Smart Training for Your Joints Part III
Exercises for the Ankles and Feet:
Toe Lifts: Being barefoot in a seated position with feet on the floor, try to lift your big toes from the floor as you keep the other 4 toes on the ground. Then reverse and lift the 4 other toes and keep the big toes on the floor. Repeat for 10 repetitions.
Towel Crunches: Being barefoot in a seated position with feet on a smooth surface floor. Place a towel flat on the floor under your feet. Grasping at the towel with your toes, begin to scrunch the towel towards your with your toes. Repeat for 10 repetitions.
Single-Leg Balance: Standing on the right foot, place the left foot in the air. Try to reach the right foot in front of you at a 12 o'clock position on a clock. Hold for 5 seconds. With the left foot still in the air, reach out to the side away from you at the 3 o'clock position. Hold for 5 seconds. Swing the left foot behind you towards the 6 o'clock position. Hold for 5 seconds. Then reach the left foot crossing behind your right leg towards the 9 o'clock position and hold for 5 seconds. Repeat the same on the other side.
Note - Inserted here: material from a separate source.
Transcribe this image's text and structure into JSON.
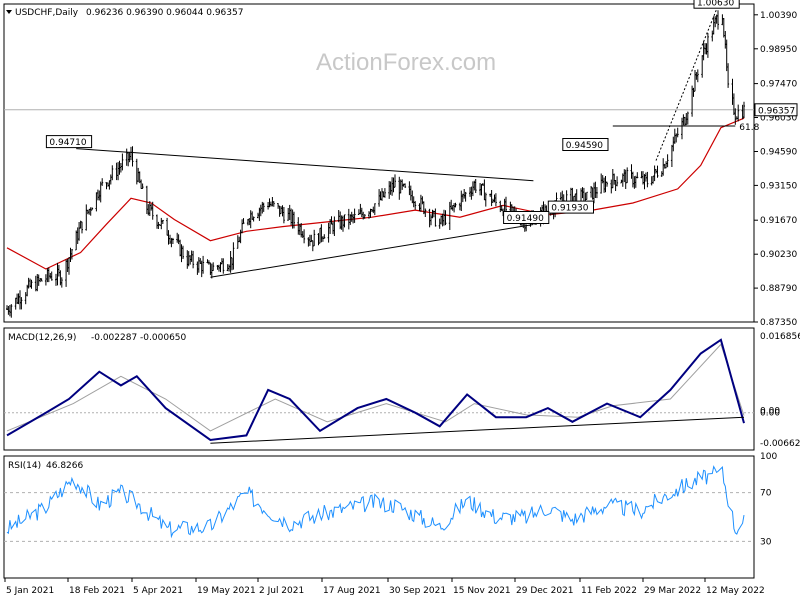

Eccentric Calf Raises: Start in standing and use a wall, if necessary, for balance. Raise onto the toes of both feet. While on the toes, raise the left foot so all the weight is on the right toes. Slowly lower the right heel towards the ground keeping the left foot in the air. Lower the left foot to the ground to get back to starting position. Repeat on the other side. Do 10 repetitions on each foot.
Gastroc and Soleus Stretch: Stand facing a wall and place the left leg straight back behind you, keeping the heel on the ground. Bend your right front knee and lean in towards the wall until a stretch is felt in the back of your calf on the back leg. Hold for 30 seconds. Then slightly shift the left foot closer to the front right foot and bend both knees, keeping the heels on the ground until a stretch in the left Achilles is felt. Hold for 30 seconds. Repeat both stretches on the other side.
These exercises are meant to be a guideline but their purpose is to provide postural correction, education, strengthening, flexibility, and balance. Each component plays a part in the act of running. By having the under utilized muscles firing correctly and improving our muscle's natural resting length, we become overall more efficient which is necessary to help avoid injuries in the future.